Additional Details for Archivists
The location for new variables is specified either in the hypertext archive
specification file (HARC file)
or as an argument to the HSDA program.
If new variables are to be placed in
the SAME directory as the original variables,
the creation of a new variable named 'age', for example,
would overwrite the original variable of the same name.
On the other hand, if the HARC file specifies that new variables
are to be placed in a DIFFERENT directory
(the usual recommended procedure),
the creation of a new variable named 'myrecode', for instance,
would NOT overwrite a variable of the same name in the original
study directory;
however, it would overwrite a variable of the same name in the
directory specified for new variables.
Those programs search for variables in the study directories
specified in the HARC file for each study
in the order given in the HARC file.
If a new variable (located in a separate directory)

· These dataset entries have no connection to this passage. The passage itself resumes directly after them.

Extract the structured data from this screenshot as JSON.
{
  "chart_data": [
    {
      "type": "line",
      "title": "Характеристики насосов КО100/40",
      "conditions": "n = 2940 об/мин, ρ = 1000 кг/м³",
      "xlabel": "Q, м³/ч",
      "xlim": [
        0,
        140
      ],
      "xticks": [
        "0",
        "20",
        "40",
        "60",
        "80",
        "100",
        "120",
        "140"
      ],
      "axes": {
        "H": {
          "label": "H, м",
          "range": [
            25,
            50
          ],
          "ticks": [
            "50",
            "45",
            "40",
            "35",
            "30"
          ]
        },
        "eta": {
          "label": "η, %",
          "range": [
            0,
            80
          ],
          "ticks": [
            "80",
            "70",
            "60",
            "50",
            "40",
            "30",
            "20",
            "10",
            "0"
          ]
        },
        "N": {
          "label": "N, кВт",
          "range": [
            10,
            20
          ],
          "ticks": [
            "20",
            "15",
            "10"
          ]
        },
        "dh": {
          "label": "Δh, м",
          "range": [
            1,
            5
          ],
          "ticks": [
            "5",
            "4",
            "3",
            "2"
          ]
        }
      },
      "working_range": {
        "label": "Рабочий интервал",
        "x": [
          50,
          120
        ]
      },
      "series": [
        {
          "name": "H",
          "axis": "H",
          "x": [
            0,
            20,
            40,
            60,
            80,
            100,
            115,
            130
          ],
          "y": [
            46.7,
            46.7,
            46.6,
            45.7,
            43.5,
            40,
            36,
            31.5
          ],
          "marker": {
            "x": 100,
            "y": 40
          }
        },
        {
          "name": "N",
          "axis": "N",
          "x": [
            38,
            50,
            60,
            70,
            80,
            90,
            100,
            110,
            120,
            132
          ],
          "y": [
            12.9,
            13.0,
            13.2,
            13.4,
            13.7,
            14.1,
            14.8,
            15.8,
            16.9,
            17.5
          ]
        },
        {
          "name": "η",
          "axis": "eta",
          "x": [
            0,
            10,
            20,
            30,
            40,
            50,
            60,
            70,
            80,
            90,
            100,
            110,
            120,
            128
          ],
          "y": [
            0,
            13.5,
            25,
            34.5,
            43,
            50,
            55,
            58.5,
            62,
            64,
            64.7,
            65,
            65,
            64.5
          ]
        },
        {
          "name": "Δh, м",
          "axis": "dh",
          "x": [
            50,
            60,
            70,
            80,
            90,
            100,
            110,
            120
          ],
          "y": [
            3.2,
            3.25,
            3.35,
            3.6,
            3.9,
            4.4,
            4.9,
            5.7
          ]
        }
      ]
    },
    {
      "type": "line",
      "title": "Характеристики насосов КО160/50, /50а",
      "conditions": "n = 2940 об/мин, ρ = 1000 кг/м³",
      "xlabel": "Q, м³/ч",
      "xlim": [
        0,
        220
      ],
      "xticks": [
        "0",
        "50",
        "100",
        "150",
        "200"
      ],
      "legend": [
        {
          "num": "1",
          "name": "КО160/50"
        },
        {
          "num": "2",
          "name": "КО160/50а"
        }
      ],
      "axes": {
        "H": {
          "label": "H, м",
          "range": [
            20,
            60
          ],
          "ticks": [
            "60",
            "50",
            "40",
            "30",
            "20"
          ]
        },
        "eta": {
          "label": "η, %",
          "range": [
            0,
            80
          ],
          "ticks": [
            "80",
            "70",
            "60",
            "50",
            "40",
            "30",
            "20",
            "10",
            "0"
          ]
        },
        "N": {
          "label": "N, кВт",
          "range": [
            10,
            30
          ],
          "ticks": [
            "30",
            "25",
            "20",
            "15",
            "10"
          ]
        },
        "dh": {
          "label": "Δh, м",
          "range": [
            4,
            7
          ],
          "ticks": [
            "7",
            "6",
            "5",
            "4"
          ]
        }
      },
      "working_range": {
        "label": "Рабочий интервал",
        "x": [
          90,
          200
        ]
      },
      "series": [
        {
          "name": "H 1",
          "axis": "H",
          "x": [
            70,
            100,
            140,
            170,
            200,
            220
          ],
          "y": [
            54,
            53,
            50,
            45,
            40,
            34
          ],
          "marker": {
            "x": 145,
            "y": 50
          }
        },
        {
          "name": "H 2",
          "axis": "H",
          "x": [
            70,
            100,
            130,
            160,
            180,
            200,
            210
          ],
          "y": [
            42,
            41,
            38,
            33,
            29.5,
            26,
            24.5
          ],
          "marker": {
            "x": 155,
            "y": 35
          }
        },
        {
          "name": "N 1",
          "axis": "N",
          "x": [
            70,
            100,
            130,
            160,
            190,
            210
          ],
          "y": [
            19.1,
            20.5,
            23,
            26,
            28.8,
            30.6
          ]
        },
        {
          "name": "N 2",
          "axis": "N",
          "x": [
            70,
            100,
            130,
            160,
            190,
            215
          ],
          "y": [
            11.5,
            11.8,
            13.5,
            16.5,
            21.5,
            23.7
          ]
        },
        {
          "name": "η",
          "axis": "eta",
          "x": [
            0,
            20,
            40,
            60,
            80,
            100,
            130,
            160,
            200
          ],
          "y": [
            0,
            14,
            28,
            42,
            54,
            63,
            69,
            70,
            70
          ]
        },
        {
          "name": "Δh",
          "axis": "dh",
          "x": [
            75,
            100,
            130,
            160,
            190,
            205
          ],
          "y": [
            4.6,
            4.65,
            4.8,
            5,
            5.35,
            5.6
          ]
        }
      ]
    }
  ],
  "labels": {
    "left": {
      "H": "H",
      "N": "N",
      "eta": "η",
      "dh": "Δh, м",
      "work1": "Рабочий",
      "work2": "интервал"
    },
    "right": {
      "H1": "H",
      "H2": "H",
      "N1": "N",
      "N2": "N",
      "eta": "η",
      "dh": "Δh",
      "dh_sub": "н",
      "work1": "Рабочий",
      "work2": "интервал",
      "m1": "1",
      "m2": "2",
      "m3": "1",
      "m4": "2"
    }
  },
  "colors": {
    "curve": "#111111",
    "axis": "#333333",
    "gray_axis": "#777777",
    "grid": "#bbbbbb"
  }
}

has the same name as an original variable,
the analysis programs will locate only the version contained
in the first study directory given in the HARC file.
If the HARC file lists the original study directory first,
the programs would only find the first version of the variable
and not bother to look further.
This means that if you intend to create new versions of original
variables, and retain the same names,
make sure that the HARC file is set up in such a way that the
analysis programs look for variables in the SDA dataset directory
for new variables before looking in the SDA dataset directory for
the original variables.
Note that this option for creating and accessing new variables with
the same names as variables in the main archive dataset is available
only if the location of the SDA dataset for new variables is specified
in the HARC file (using the 'OUTSTUDY=' specification).
If the location for new variables is specified as an argument to
the HSDA program, the dataset for new variables will be searched last,
after searching the main archive dataset.
Consequently, the RECODE and COMPUTE programs will not create new
variables with the same names as variables in the main archive dataset,
since they would be inaccessible.
For example: 8, 9, 91-99
If you specify one or more missing-data codes, the first such code specified can be used to assign a value on the new variable for those cases which do not have a valid outcome code. Cases having a missing-data code on the new variable are ordinarily excluded from analyses involving that variable.
The rules used by RECODE or COMPUTE to create the new variable are also included in the descriptive text for the variable.